Le programme de ces vacances s’était déroulé comme je l’avais rêvé, et il m’a laissé un souvenir singulier : celui du dernier été de ma jeunesse. Je m’étais pleinement livré aux plaisirs simples des journées en plein air, et des nuits en montagne sous le ciel criblé d’étoiles, dans les bras d’une fille à qui les activités physiques de la journée – marche, escalade, natation, batifolage dans les prés ou sur la mousse des sous-bois – laissaient encore du désir et des forces pour se dépenser à nouveau, dans l’intimité d’une couche rustique, la nuit venue.

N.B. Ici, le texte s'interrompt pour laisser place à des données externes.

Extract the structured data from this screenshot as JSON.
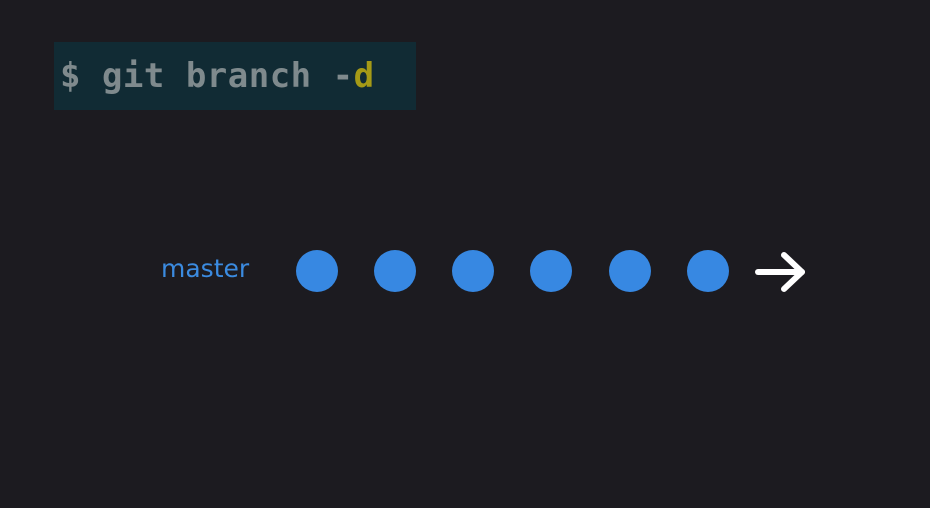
{
  "terminal": {
    "command_base": "$ git branch -",
    "command_flag": "d"
  },
  "diagram": {
    "branch_label": "master",
    "commit_count": 6,
    "commit_color": "#3788e2",
    "label_color": "#3b8be0",
    "arrow_icon": "right-arrow-icon",
    "arrow_color": "#ffffff"
  },
  "colors": {
    "background": "#1c1b20",
    "terminal_background": "#112b34",
    "command_text": "#7f8a8d",
    "flag_text": "#a59a16"
  }
}
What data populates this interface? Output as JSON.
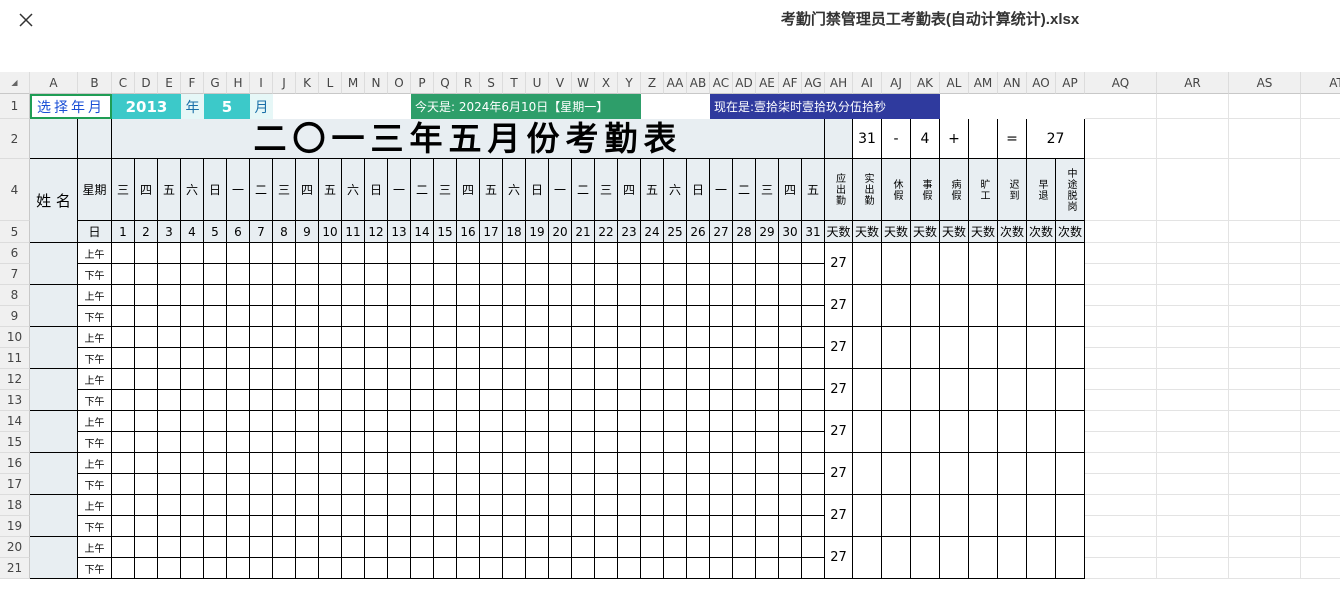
{
  "file": {
    "name": "考勤门禁管理员工考勤表(自动计算统计).xlsx"
  },
  "columns": [
    "A",
    "B",
    "C",
    "D",
    "E",
    "F",
    "G",
    "H",
    "I",
    "J",
    "K",
    "L",
    "M",
    "N",
    "O",
    "P",
    "Q",
    "R",
    "S",
    "T",
    "U",
    "V",
    "W",
    "X",
    "Y",
    "Z",
    "AA",
    "AB",
    "AC",
    "AD",
    "AE",
    "AF",
    "AG",
    "AH",
    "AI",
    "AJ",
    "AK",
    "AL",
    "AM",
    "AN",
    "AO",
    "AP",
    "AQ",
    "AR",
    "AS",
    "AT"
  ],
  "rows": [
    "1",
    "2",
    "4",
    "5",
    "6",
    "7",
    "8",
    "9",
    "10",
    "11",
    "12",
    "13",
    "14",
    "15",
    "16",
    "17",
    "18",
    "19",
    "20",
    "21"
  ],
  "selector": {
    "label": "选择年月",
    "year": "2013",
    "year_unit": "年",
    "month": "5",
    "month_unit": "月"
  },
  "today": "今天是: 2024年6月10日【星期一】",
  "now": "现在是:壹拾柒时壹拾玖分伍拾秒",
  "title": "二〇一三年五月份考勤表",
  "summary": {
    "days": "31",
    "minus": "-",
    "subtract": "4",
    "plus": "+",
    "equals": "=",
    "result": "27"
  },
  "header": {
    "name": "姓 名",
    "weekday_label": "星期",
    "day_label": "日"
  },
  "weekdays": [
    "三",
    "四",
    "五",
    "六",
    "日",
    "一",
    "二",
    "三",
    "四",
    "五",
    "六",
    "日",
    "一",
    "二",
    "三",
    "四",
    "五",
    "六",
    "日",
    "一",
    "二",
    "三",
    "四",
    "五",
    "六",
    "日",
    "一",
    "二",
    "三",
    "四",
    "五"
  ],
  "days": [
    "1",
    "2",
    "3",
    "4",
    "5",
    "6",
    "7",
    "8",
    "9",
    "10",
    "11",
    "12",
    "13",
    "14",
    "15",
    "16",
    "17",
    "18",
    "19",
    "20",
    "21",
    "22",
    "23",
    "24",
    "25",
    "26",
    "27",
    "28",
    "29",
    "30",
    "31"
  ],
  "stats": [
    {
      "label": "应出勤",
      "unit": "天数"
    },
    {
      "label": "实出勤",
      "unit": "天数"
    },
    {
      "label": "休假",
      "unit": "天数"
    },
    {
      "label": "事假",
      "unit": "天数"
    },
    {
      "label": "病假",
      "unit": "天数"
    },
    {
      "label": "旷工",
      "unit": "天数"
    },
    {
      "label": "迟到",
      "unit": "次数"
    },
    {
      "label": "早退",
      "unit": "次数"
    },
    {
      "label": "中途脱岗",
      "unit": "次数"
    }
  ],
  "shifts": {
    "am": "上午",
    "pm": "下午"
  },
  "employee_groups": [
    {
      "attendance": "27"
    },
    {
      "attendance": "27"
    },
    {
      "attendance": "27"
    },
    {
      "attendance": "27"
    },
    {
      "attendance": "27"
    },
    {
      "attendance": "27"
    },
    {
      "attendance": "27"
    },
    {
      "attendance": "27"
    }
  ],
  "colors": {
    "selector_border": "#1f9d55",
    "selector_text": "#1a4fd6",
    "year_fill": "#3cc9c9",
    "month_fill": "#3cc9c9",
    "unit_fill": "#e6f7f7",
    "today_fill": "#2e9e6a",
    "now_fill": "#2f3a9e",
    "header_fill": "#e8eef2"
  }
}
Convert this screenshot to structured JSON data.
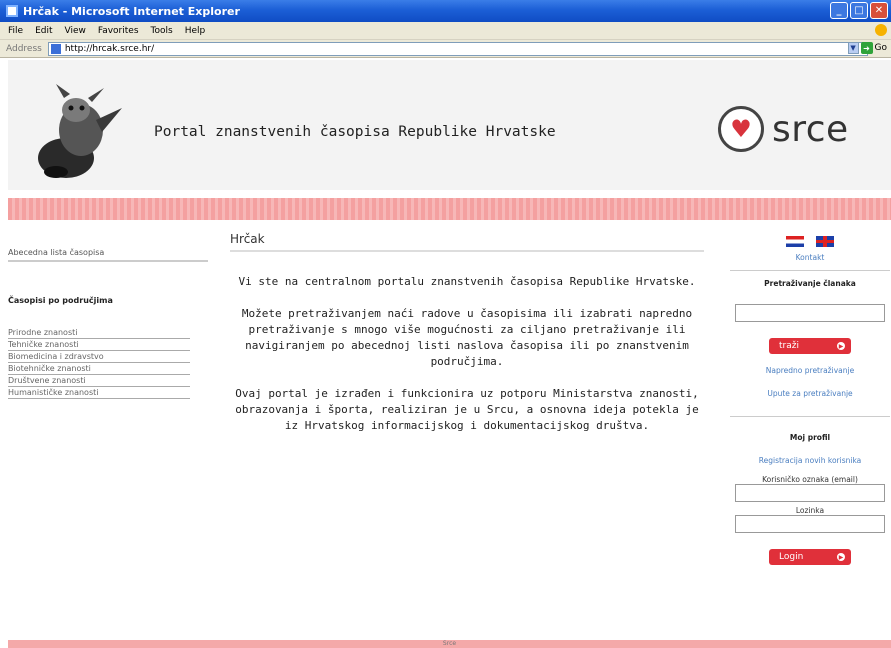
{
  "window": {
    "title": "Hrčak - Microsoft Internet Explorer",
    "menu": [
      "File",
      "Edit",
      "View",
      "Favorites",
      "Tools",
      "Help"
    ],
    "address_label": "Address",
    "address_url": "http://hrcak.srce.hr/",
    "go_label": "Go"
  },
  "header": {
    "portal_title": "Portal znanstvenih časopisa Republike Hrvatske",
    "logo_text": "srce"
  },
  "left_nav": {
    "alphabet_link": "Abecedna lista časopisa",
    "by_field_heading": "Časopisi po područjima",
    "fields": [
      "Prirodne znanosti",
      "Tehničke znanosti",
      "Biomedicina i zdravstvo",
      "Biotehničke znanosti",
      "Društvene znanosti",
      "Humanističke znanosti"
    ]
  },
  "main": {
    "title": "Hrčak",
    "paragraphs": [
      "Vi ste na centralnom portalu znanstvenih časopisa Republike Hrvatske.",
      "Možete pretraživanjem naći radove u časopisima ili izabrati napredno pretraživanje s mnogo više mogućnosti za ciljano pretraživanje ili navigiranjem po abecednoj listi naslova časopisa ili po znanstvenim područjima.",
      "Ovaj portal je izrađen i funkcionira uz potporu Ministarstva znanosti, obrazovanja i športa, realiziran je u Srcu, a osnovna ideja potekla je iz Hrvatskog informacijskog i dokumentacijskog društva."
    ]
  },
  "right": {
    "contact_link": "Kontakt",
    "search_heading": "Pretraživanje članaka",
    "search_button": "traži",
    "advanced_search_link": "Napredno pretraživanje",
    "search_help_link": "Upute za pretraživanje",
    "my_profile_heading": "Moj profil",
    "register_link": "Registracija novih korisnika",
    "username_label": "Korisničko oznaka (email)",
    "password_label": "Lozinka",
    "login_button": "Login"
  },
  "footer": {
    "text": "Srce"
  },
  "colors": {
    "titlebar": "#1c5fd6",
    "band": "#f4a0a0",
    "button": "#e0303a",
    "link": "#4a7ec0"
  }
}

Le jour d’une randonnée que nous avions commencée à l’aube, nous étions arrivés affamés devant le petit super- marché d’un village, où nous comptions nous ravitailler. Nous avions trouvé l’accès provisoirement empêché par un camion qui déchargeait des sacs de graviers, que trois ouvriers répandaient sur le terre-plein, pour remédier à l’inconvénient de la boue qui se formait les jours de pluie. L’opération avait duré une demi-heure, et j’avais pu lire tout à loisir, sur les sacs entassés avant d’être vidés, l’origine des petits cailloux blancs. Je m’en souviens encore : la carrière Treul à Gunskirchen, sur les bords du Danube, en Haute-Autriche. Ayant eu l’étrange intuition que je devais garder ces noms en mémoire, j’avais appris plus tard qu’à Gunskirchen avait été établi en 1944 un camp de concentration annexe à celui de Mauthausen, où avaient été réduits à l’esclavage des milliers de Juifs hongrois : ainsi l’origine de graviers qui avaient retardé de quelques minutes notre approvisionnement, un jour de mes vacances bienheureuses dans les Carpates, m’avait ramené à la triste histoire de ma famille. Lorsque l’accès au petit supermarché avait été rétabli, Milana et moi nous nous étions précipités vers l’entrée, nous avions été les premiers à traverser le terre-plein et à enfoncer nos pas dans l’épais tapis de pierres, encore intact, avant qu’il ne fût piétiné et tassé par les clients.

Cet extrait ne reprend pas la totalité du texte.